Zusätzliche Schnittstelle

Durch eine Bündelung der Aufgaben, die rund um Anforderungen anfallen, können beim Einsatz von Business-Analysten Schnittstellen sogar verringert werden. Mit einem zentralen Ansprechpartner für Anforderungen haben sowohl der Fachbereich als auch die Systementwickler/Lösungsbauer weniger Schnittstellen als wenn „jeder mit jedem“ spricht.

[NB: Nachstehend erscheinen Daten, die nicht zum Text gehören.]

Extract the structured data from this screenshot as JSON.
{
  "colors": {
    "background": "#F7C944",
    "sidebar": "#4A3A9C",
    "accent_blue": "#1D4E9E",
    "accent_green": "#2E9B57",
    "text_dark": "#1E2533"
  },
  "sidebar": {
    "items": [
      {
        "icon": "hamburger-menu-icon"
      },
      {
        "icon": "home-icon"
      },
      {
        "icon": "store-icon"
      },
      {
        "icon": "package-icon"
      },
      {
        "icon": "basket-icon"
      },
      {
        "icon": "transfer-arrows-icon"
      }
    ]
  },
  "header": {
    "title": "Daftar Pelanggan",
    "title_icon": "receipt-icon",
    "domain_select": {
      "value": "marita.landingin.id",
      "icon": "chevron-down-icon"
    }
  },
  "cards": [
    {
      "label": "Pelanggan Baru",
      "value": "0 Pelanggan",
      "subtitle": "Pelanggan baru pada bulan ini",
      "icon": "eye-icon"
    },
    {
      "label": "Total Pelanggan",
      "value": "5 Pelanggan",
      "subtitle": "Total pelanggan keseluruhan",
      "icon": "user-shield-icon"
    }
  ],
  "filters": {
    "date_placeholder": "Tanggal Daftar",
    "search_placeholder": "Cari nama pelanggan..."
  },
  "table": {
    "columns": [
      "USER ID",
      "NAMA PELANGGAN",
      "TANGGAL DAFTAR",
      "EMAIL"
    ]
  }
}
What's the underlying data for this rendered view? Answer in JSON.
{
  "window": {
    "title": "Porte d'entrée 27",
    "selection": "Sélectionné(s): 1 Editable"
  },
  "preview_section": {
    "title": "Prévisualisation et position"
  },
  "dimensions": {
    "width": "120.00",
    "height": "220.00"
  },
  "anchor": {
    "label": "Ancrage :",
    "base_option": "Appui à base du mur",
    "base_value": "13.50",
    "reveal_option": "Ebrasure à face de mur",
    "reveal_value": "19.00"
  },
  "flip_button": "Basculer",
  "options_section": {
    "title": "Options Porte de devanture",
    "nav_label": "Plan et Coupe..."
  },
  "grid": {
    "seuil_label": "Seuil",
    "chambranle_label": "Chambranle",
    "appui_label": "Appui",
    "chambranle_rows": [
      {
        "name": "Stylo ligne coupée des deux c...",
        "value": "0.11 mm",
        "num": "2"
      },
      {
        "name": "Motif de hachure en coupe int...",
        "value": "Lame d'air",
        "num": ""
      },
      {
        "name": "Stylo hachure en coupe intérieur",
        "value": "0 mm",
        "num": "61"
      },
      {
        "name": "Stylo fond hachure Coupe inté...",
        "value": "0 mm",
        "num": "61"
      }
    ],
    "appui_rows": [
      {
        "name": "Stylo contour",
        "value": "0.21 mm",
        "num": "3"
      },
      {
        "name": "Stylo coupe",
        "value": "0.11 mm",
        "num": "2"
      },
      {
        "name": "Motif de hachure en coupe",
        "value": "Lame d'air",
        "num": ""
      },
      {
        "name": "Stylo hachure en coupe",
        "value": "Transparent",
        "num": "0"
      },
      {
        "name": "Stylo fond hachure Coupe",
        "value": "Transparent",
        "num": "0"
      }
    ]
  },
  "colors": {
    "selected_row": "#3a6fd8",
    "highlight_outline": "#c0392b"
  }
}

Weder Fachbereich noch IT zugehörig

Eine neutrale Positionierung von Business-Analysten bringt durchaus Herausforderungen mit sich. Dem stehen jedoch alle die genannten Vorteile gegenüber, die aus einer neutralen Rolle erwachsen.

Mangelnde Akzeptanz

Skepsis und Widerstand sind fast immer zu erwarten, wenn Veränderungen oder Neuerungen eingeführt werden. Aber „gute Arbeit zahlt sich aus“. Wenn Business-Analysten ihren Job gut machen, wächst die Akzeptanz in der IT und im Fachbereich. Dabei hilft ein gesundes Maß an Selbstvermarktung, indem den übrigen Beteiligten die Vorteile bewusst gemacht werden, die die Business-Analyse mit sich bringt.

Zusätzliche Bürokratie

Professionelle Business-Analyse setzt und nutzt Standards, zum Beispiel durch ein strukturiertes Vorgehen oder zur Dokumentation von Anforderungen. Es gilt, das richtige Maß aus Standards und Pragmatismus zu finden und hohen Administrations- und Dokumentationsaufwand zu vermeiden. Eine übertriebene Business-Analyse, die sich in starren Regelungen und dem Ausfüllen von Templates verliert, wird wenig Akzeptanz finden. Es hat sich bewährt, den Prozess und die Standards der Business-Analyse mit ihren „Kunden“ (insbesondere Fachbereich und IT) abzustimmen und weiterzuentwickeln.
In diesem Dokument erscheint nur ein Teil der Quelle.